Mr. Waterbury says nobody searched Mr. Clausen's home. The sheriff says
one of his deputies found Mr. Clausen's dog wandering around the
neighborhood, saw that Mr. Clausen's door was open and left a note
inside that the dog had been taken to the pound.
To sign up voters, the Sioux group checked a list of tribal members
against a list of registered voters, noting each Indian who wasn't
registered. Then they went door-to-door, held dinners, sent letters,
spoke on the local radio station.
On primary day, June 4, Mr. Clausen and his volunteers visited Indian
homes, urging everyone to vote and offering transportation to polling
places. Mrs. Two Bulls Young and another tribal elder sat in a polling
place, sending volunteers to the homes of those who didn't show up.
In the county's two largely Indian precincts, the number of voters
casting ballots jumped to 406 this year from 169 in the 2000 primary.
The three Indian commissioners each received at least 300 votes. The
nearest white incumbent, Mr. Risse, had 273.

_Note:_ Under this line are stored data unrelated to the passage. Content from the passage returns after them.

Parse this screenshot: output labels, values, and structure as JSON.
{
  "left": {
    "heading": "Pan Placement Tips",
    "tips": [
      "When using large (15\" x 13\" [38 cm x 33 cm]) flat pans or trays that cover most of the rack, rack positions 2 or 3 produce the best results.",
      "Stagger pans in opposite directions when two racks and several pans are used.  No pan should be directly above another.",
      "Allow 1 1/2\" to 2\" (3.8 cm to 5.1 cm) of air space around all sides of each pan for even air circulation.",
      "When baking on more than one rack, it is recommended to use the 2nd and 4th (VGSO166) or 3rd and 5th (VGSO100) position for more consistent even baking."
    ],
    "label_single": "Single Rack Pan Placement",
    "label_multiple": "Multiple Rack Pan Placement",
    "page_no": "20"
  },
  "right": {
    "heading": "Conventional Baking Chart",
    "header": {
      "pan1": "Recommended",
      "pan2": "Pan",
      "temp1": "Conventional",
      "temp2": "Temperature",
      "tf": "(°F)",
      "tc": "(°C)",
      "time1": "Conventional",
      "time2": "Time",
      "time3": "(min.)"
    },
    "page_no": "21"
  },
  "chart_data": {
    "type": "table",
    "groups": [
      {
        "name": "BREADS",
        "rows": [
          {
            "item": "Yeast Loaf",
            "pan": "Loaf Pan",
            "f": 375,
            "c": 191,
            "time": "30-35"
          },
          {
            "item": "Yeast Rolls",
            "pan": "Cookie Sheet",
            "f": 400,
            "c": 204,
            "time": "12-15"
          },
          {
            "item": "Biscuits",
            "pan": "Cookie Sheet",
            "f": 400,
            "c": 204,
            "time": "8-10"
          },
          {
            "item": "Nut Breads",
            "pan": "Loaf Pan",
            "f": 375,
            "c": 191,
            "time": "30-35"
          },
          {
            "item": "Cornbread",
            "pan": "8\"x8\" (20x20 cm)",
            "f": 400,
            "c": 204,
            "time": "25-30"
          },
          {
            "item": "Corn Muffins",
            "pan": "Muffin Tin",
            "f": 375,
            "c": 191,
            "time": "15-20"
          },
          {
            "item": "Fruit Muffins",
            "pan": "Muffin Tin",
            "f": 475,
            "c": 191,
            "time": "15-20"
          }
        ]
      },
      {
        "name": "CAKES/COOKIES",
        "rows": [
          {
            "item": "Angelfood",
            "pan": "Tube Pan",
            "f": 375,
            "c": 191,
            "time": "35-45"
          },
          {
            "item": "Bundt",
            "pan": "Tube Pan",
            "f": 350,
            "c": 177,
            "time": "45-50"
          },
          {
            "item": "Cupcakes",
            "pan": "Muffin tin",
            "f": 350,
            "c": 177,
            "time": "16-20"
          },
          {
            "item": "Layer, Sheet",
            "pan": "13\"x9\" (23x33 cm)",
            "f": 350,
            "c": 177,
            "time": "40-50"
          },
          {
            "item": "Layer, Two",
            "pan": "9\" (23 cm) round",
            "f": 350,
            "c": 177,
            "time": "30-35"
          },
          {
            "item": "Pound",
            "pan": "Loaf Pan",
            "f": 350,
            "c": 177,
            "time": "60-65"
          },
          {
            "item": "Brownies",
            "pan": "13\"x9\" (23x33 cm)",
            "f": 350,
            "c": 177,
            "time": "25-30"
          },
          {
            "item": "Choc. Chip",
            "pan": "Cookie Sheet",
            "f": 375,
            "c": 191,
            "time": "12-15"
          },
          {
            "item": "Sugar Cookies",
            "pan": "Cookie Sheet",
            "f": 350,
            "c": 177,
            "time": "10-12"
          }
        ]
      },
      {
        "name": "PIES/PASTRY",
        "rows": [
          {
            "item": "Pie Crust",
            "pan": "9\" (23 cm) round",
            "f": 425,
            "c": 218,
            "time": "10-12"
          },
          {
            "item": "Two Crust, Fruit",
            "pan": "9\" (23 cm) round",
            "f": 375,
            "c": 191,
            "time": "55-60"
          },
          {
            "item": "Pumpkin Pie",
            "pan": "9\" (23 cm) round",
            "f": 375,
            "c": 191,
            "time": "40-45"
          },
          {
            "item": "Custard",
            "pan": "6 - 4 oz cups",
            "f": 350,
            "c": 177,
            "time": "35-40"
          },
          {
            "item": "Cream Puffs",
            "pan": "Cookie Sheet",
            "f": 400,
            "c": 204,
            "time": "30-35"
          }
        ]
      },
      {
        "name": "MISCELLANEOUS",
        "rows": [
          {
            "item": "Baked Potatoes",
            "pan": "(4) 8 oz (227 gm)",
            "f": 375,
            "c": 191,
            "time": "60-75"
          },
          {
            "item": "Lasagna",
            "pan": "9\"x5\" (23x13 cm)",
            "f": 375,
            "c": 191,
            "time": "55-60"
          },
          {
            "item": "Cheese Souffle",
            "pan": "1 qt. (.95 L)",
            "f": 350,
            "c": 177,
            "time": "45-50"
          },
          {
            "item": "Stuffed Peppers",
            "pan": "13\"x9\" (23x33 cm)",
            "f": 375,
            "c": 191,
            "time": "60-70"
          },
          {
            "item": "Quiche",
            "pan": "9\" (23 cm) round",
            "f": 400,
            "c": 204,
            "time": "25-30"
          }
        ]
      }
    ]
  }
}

The white community was shocked. The incumbents who had ordered Sheriff
Waterbury to act on the warrants knew from the outset that most were for
Indians, but they hadn't expected any political consequences. "We were
maybe asleep or doubting they would get that well-organized," says
Commissioner Nies.
Commissioner Risse blames the outcome on political opportunism. "The
people that are running are probably not even half Indian," says the
rancher. "They want to be called that to get the benefits the government
pays." The candidates are registered tribal members and more than half
Indian.
Local white Democrats immediately asked the Office of Special Counsel in
Washington to intervene under the Hatch Act, which prohibits most
federal employees from holding public office. That forced two of the
Indian candidates, Mr. Ruff and Mr. Bettelyoun, to choose between their
jobs at the federal Indian Health Service and the commission seats. Mr.
Ruff dropped out of the election on Oct. 22. The next day, Mr.
Bettelyoun, a construction inspector for the IHS for 27 years, quit his
job to stay in the race.
"I committed myself to this, and I want to stick it out," Mr. Bettelyoun
says. "I run to make sure the commissioners are at least listening to
the native people."
With only two Indian candidates remaining, the Sioux rights group is
campaigning for Tom Hammond, a white Republican with an Indian wife who
lives on Indian trust land, as a candidate for the third seat.
Mr. Nelson, the local Democratic Party chairman, and other white
Democratic leaders plan to mimic the Indian tactics to get out the vote
on Nov. 5. Mr. Nies says: "The wakeup call has already been sounded."